Desde los años 60 y hasta la caída del muro de Berlín, la región latinoamericana fue víctima de la guerra que era fría entre las superpotencias que encabezaba Estados Unidos en el bando capitalista y Rusia en el lado socialista, pero que en nuestros territorios era tangible con balas y asesinatos, con golpes de Estado para gobiernos que habían sido electos. En muchos países de la región, el orden era militar, no democrático, y la legitimidad popular era una ficción decretada por el poder de las armas y no por la razón de las urnas.

En aquellos años, como ahora, la uniformidad ideológica era aspiración del poder pero regla de imposible cumplimiento, entonces de todas formas trataba de implantarse a fuerza de represión encabezada por dictaduras militares que en muchos casos desplegaron estrategias de exterminio para borrar al disidente ante cualquier posibilidad de que se simpatizara con el bando contrario. No coexistían formalmente visiones políticas diversas, se decretaba una sola y se inhibía que fluyeran las demás controlando los medios de información, llenándolos de propaganda y generando miedo hasta para quienes tuvieran un póster del Che Guevara o un libro indeseable para el régimen instalado en la permanente persecución de opositores.

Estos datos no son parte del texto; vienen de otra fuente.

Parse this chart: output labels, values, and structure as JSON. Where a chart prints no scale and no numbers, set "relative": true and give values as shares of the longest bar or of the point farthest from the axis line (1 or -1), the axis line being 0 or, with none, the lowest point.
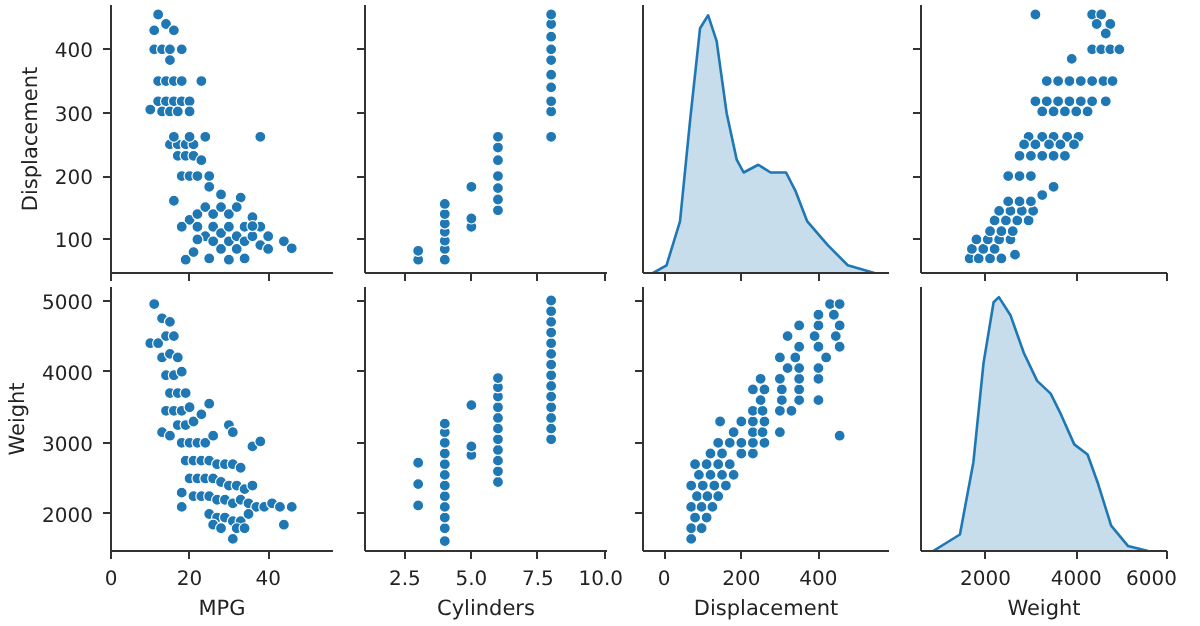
{
  "chart_data": [
    {
      "type": "scatter",
      "ylabel": "Displacement",
      "color": "#1f77b4",
      "marker": "circle",
      "xlim": [
        0,
        56.5
      ],
      "xticks": [
        0,
        20,
        40
      ],
      "ylim": [
        47,
        470
      ],
      "yticks": [
        100,
        200,
        300,
        400
      ],
      "tick_labels": "y",
      "x": [
        12,
        14,
        11,
        16,
        11,
        13,
        15,
        18,
        15,
        12,
        14,
        16,
        18,
        23,
        10,
        12,
        14,
        16,
        18,
        20,
        13,
        15,
        17,
        20,
        15,
        17,
        19,
        21,
        16,
        20,
        24,
        38,
        17,
        19,
        21,
        23,
        18,
        20,
        22,
        25,
        16,
        20,
        25,
        28,
        33,
        18,
        22,
        22,
        24,
        24,
        26,
        26,
        26,
        28,
        28,
        28,
        30,
        30,
        30,
        32,
        32,
        32,
        34,
        34,
        34,
        36,
        36,
        38,
        38,
        40,
        40,
        44,
        46,
        19,
        25,
        30,
        21,
        22,
        36
      ],
      "values": [
        455,
        440,
        430,
        430,
        400,
        400,
        400,
        400,
        383,
        350,
        350,
        350,
        350,
        350,
        305,
        318,
        318,
        318,
        318,
        318,
        302,
        302,
        302,
        302,
        250,
        250,
        250,
        250,
        262,
        262,
        262,
        262,
        232,
        232,
        232,
        225,
        200,
        200,
        200,
        200,
        161,
        131,
        183,
        171,
        166,
        120,
        140,
        120,
        151,
        105,
        140,
        120,
        97,
        151,
        110,
        85,
        140,
        120,
        97,
        151,
        105,
        85,
        120,
        97,
        70,
        105,
        135,
        120,
        91,
        105,
        85,
        97,
        86,
        68,
        70,
        68,
        80,
        100,
        121
      ]
    },
    {
      "type": "scatter",
      "color": "#1f77b4",
      "marker": "circle",
      "xlim": [
        1.0,
        10.1
      ],
      "xticks": [
        2.5,
        5,
        7.5,
        10
      ],
      "ylim": [
        47,
        470
      ],
      "yticks": [
        100,
        200,
        300,
        400
      ],
      "tick_labels": false,
      "x": [
        3,
        3,
        4,
        4,
        4,
        4,
        4,
        4,
        4,
        5,
        5,
        5,
        6,
        6,
        6,
        6,
        6,
        6,
        6,
        8,
        8,
        8,
        8,
        8,
        8,
        8,
        8,
        8,
        8
      ],
      "values": [
        68,
        82,
        68,
        85,
        98,
        112,
        125,
        140,
        156,
        120,
        133,
        183,
        146,
        163,
        181,
        200,
        225,
        245,
        262,
        262,
        302,
        318,
        340,
        360,
        383,
        400,
        420,
        440,
        455
      ]
    },
    {
      "type": "area",
      "relative": true,
      "color": "#1f77b4",
      "xlim": [
        -55,
        583
      ],
      "xticks": [
        0,
        200,
        400
      ],
      "tick_labels": false,
      "x": [
        -29,
        6,
        41,
        67,
        93,
        114,
        136,
        162,
        188,
        206,
        244,
        276,
        316,
        340,
        371,
        423,
        476,
        545
      ],
      "values": [
        0,
        0.03,
        0.2,
        0.59,
        0.95,
        1,
        0.9,
        0.62,
        0.44,
        0.39,
        0.42,
        0.39,
        0.39,
        0.32,
        0.2,
        0.11,
        0.03,
        0
      ]
    },
    {
      "type": "scatter",
      "color": "#1f77b4",
      "marker": "circle",
      "xlim": [
        578,
        6000
      ],
      "xticks": [
        2000,
        4000,
        6000
      ],
      "ylim": [
        47,
        470
      ],
      "yticks": [
        100,
        200,
        300,
        400
      ],
      "tick_labels": false,
      "x": [
        3100,
        4350,
        4550,
        4450,
        4750,
        4650,
        4350,
        4550,
        4750,
        4950,
        3900,
        3350,
        3600,
        3850,
        4100,
        4350,
        4600,
        4800,
        3100,
        3350,
        3600,
        3850,
        4100,
        4350,
        4650,
        3250,
        3500,
        3750,
        4000,
        4250,
        2950,
        3250,
        3500,
        3800,
        4050,
        2850,
        3100,
        3400,
        3650,
        3950,
        2750,
        3000,
        3250,
        3500,
        3750,
        2500,
        2750,
        3000,
        3500,
        3250,
        1650,
        1850,
        2100,
        2350,
        2650,
        1700,
        1950,
        2200,
        1800,
        2050,
        2300,
        2550,
        2100,
        2350,
        2600,
        2200,
        2450,
        2700,
        2950,
        2300,
        2550,
        2800,
        3050,
        2500,
        2750,
        3000
      ],
      "values": [
        455,
        455,
        455,
        440,
        440,
        425,
        400,
        400,
        400,
        400,
        385,
        350,
        350,
        350,
        350,
        350,
        350,
        350,
        318,
        318,
        318,
        318,
        318,
        318,
        318,
        302,
        302,
        302,
        302,
        302,
        262,
        262,
        262,
        262,
        262,
        250,
        250,
        250,
        250,
        250,
        232,
        232,
        232,
        232,
        232,
        200,
        200,
        200,
        183,
        170,
        70,
        70,
        70,
        70,
        76,
        85,
        85,
        85,
        100,
        100,
        100,
        100,
        113,
        113,
        113,
        130,
        130,
        130,
        130,
        145,
        145,
        145,
        145,
        160,
        160,
        160
      ]
    },
    {
      "type": "scatter",
      "xlabel": "MPG",
      "ylabel": "Weight",
      "color": "#1f77b4",
      "marker": "circle",
      "xlim": [
        0,
        56.5
      ],
      "xticks": [
        0,
        20,
        40
      ],
      "ylim": [
        1480,
        5190
      ],
      "yticks": [
        2000,
        3000,
        4000,
        5000
      ],
      "x": [
        11,
        13,
        15,
        10,
        12,
        14,
        16,
        13,
        15,
        17,
        14,
        16,
        18,
        15,
        17,
        19,
        14,
        16,
        18,
        20,
        13,
        15,
        17,
        19,
        21,
        23,
        25,
        18,
        20,
        22,
        24,
        26,
        30,
        31,
        36,
        38,
        19,
        21,
        23,
        25,
        27,
        29,
        31,
        33,
        20,
        22,
        24,
        26,
        28,
        30,
        32,
        34,
        36,
        18,
        18,
        21,
        23,
        25,
        27,
        29,
        31,
        33,
        35,
        37,
        39,
        41,
        43,
        46,
        25,
        27,
        29,
        31,
        33,
        35,
        26,
        28,
        32,
        34,
        44,
        31
      ],
      "values": [
        4950,
        4750,
        4700,
        4400,
        4400,
        4500,
        4500,
        4200,
        4250,
        4200,
        3950,
        3950,
        4000,
        3700,
        3700,
        3700,
        3450,
        3450,
        3450,
        3500,
        3150,
        3100,
        3250,
        3250,
        3300,
        3400,
        3550,
        3000,
        3000,
        3000,
        3000,
        3100,
        3250,
        3150,
        2950,
        3020,
        2750,
        2750,
        2750,
        2750,
        2700,
        2700,
        2700,
        2650,
        2500,
        2500,
        2500,
        2500,
        2450,
        2400,
        2400,
        2350,
        2400,
        2300,
        2100,
        2250,
        2250,
        2250,
        2200,
        2200,
        2150,
        2200,
        2150,
        2100,
        2100,
        2150,
        2100,
        2100,
        2000,
        1950,
        1950,
        1900,
        1900,
        2000,
        1850,
        1800,
        1800,
        1800,
        1850,
        1650
      ]
    },
    {
      "type": "scatter",
      "xlabel": "Cylinders",
      "color": "#1f77b4",
      "marker": "circle",
      "xlim": [
        1.0,
        10.1
      ],
      "xticks": [
        {
          "value": 2.5,
          "label": "2.5"
        },
        {
          "value": 5,
          "label": "5.0"
        },
        {
          "value": 7.5,
          "label": "7.5"
        },
        {
          "value": 10,
          "label": "10.0"
        }
      ],
      "ylim": [
        1480,
        5190
      ],
      "yticks": [
        2000,
        3000,
        4000,
        5000
      ],
      "tick_labels": "x",
      "x": [
        3,
        3,
        3,
        4,
        4,
        4,
        4,
        4,
        4,
        4,
        4,
        4,
        4,
        4,
        4,
        5,
        5,
        5,
        6,
        6,
        6,
        6,
        6,
        6,
        6,
        6,
        6,
        6,
        6,
        8,
        8,
        8,
        8,
        8,
        8,
        8,
        8,
        8,
        8,
        8,
        8,
        8,
        8
      ],
      "values": [
        2120,
        2420,
        2720,
        1620,
        1800,
        1950,
        2100,
        2250,
        2400,
        2550,
        2700,
        2850,
        3000,
        3150,
        3270,
        2830,
        2950,
        3530,
        2450,
        2600,
        2750,
        2900,
        3050,
        3200,
        3350,
        3500,
        3650,
        3780,
        3910,
        3050,
        3200,
        3350,
        3500,
        3650,
        3800,
        3950,
        4100,
        4250,
        4400,
        4550,
        4700,
        4850,
        5000
      ]
    },
    {
      "type": "scatter",
      "xlabel": "Displacement",
      "color": "#1f77b4",
      "marker": "circle",
      "xlim": [
        -55,
        583
      ],
      "xticks": [
        0,
        200,
        400
      ],
      "ylim": [
        1480,
        5190
      ],
      "yticks": [
        2000,
        3000,
        4000,
        5000
      ],
      "tick_labels": "x",
      "x": [
        70,
        70,
        97,
        80,
        110,
        70,
        97,
        125,
        85,
        112,
        140,
        70,
        100,
        130,
        160,
        90,
        120,
        150,
        180,
        80,
        110,
        140,
        170,
        120,
        150,
        200,
        230,
        140,
        170,
        200,
        230,
        260,
        180,
        230,
        255,
        300,
        145,
        200,
        230,
        260,
        230,
        255,
        300,
        330,
        250,
        305,
        350,
        400,
        230,
        260,
        305,
        350,
        250,
        300,
        350,
        400,
        320,
        350,
        400,
        300,
        340,
        420,
        350,
        400,
        455,
        320,
        390,
        445,
        350,
        400,
        455,
        400,
        440,
        430,
        455,
        455
      ],
      "values": [
        1650,
        1800,
        1800,
        1950,
        1950,
        2100,
        2100,
        2100,
        2250,
        2250,
        2250,
        2400,
        2400,
        2400,
        2400,
        2550,
        2550,
        2550,
        2550,
        2700,
        2700,
        2700,
        2700,
        2850,
        2850,
        2850,
        2850,
        3000,
        3000,
        3000,
        3000,
        3000,
        3150,
        3150,
        3150,
        3150,
        3300,
        3300,
        3300,
        3300,
        3450,
        3450,
        3450,
        3450,
        3600,
        3600,
        3600,
        3600,
        3750,
        3750,
        3750,
        3750,
        3900,
        3900,
        3900,
        3900,
        4050,
        4050,
        4050,
        4200,
        4200,
        4200,
        4350,
        4350,
        4350,
        4500,
        4500,
        4500,
        4650,
        4650,
        4650,
        4800,
        4800,
        4950,
        4950,
        3100
      ]
    },
    {
      "type": "area",
      "relative": true,
      "xlabel": "Weight",
      "color": "#1f77b4",
      "xlim": [
        578,
        6000
      ],
      "xticks": [
        2000,
        4000,
        6000
      ],
      "tick_labels": "x",
      "x": [
        845,
        1436,
        1733,
        1956,
        2178,
        2294,
        2547,
        2845,
        3138,
        3436,
        3658,
        3956,
        4249,
        4471,
        4769,
        5138,
        5582
      ],
      "values": [
        0,
        0.065,
        0.35,
        0.74,
        0.98,
        1,
        0.93,
        0.78,
        0.67,
        0.62,
        0.54,
        0.42,
        0.38,
        0.27,
        0.1,
        0.02,
        0
      ]
    }
  ]
}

La herida de las dictaduras de izquierda y derecha está vigente, igual que los riesgos de retroceso en donde se ha conquistado un entorno democrático. La democracia ha sido la única llave que ha demostrado capacidad para remontar dictaduras con horizonte de justicia y para replantear la coexistencia entre visiones de país distintas. Descalificar al otro y pretender anularlo cuando se llega al poder aleja toda posibilidad de soluciones políticas a problemas políticos que nunca deben, otra vez, asumir como alternativa anteponer la violencia o el autoritarismo antes que la razón. Ése es un reto constante en la realidad convulsa por la que atraviesa hoy el continente, en donde, incluso con tensiones al límite, nunca debe permitirse una reacción de los estados que asuma como alternativa los toques de queda o militares con órdenes de reprimir a manifestantes para evitar protestas. Está claro que eso nunca será solución a un problema social en nuestro continente, al contrario, es garantía de polarizar y revivir el justificado resentimiento contra los tiempos de dictadura, y eso trae consigo consecuencias.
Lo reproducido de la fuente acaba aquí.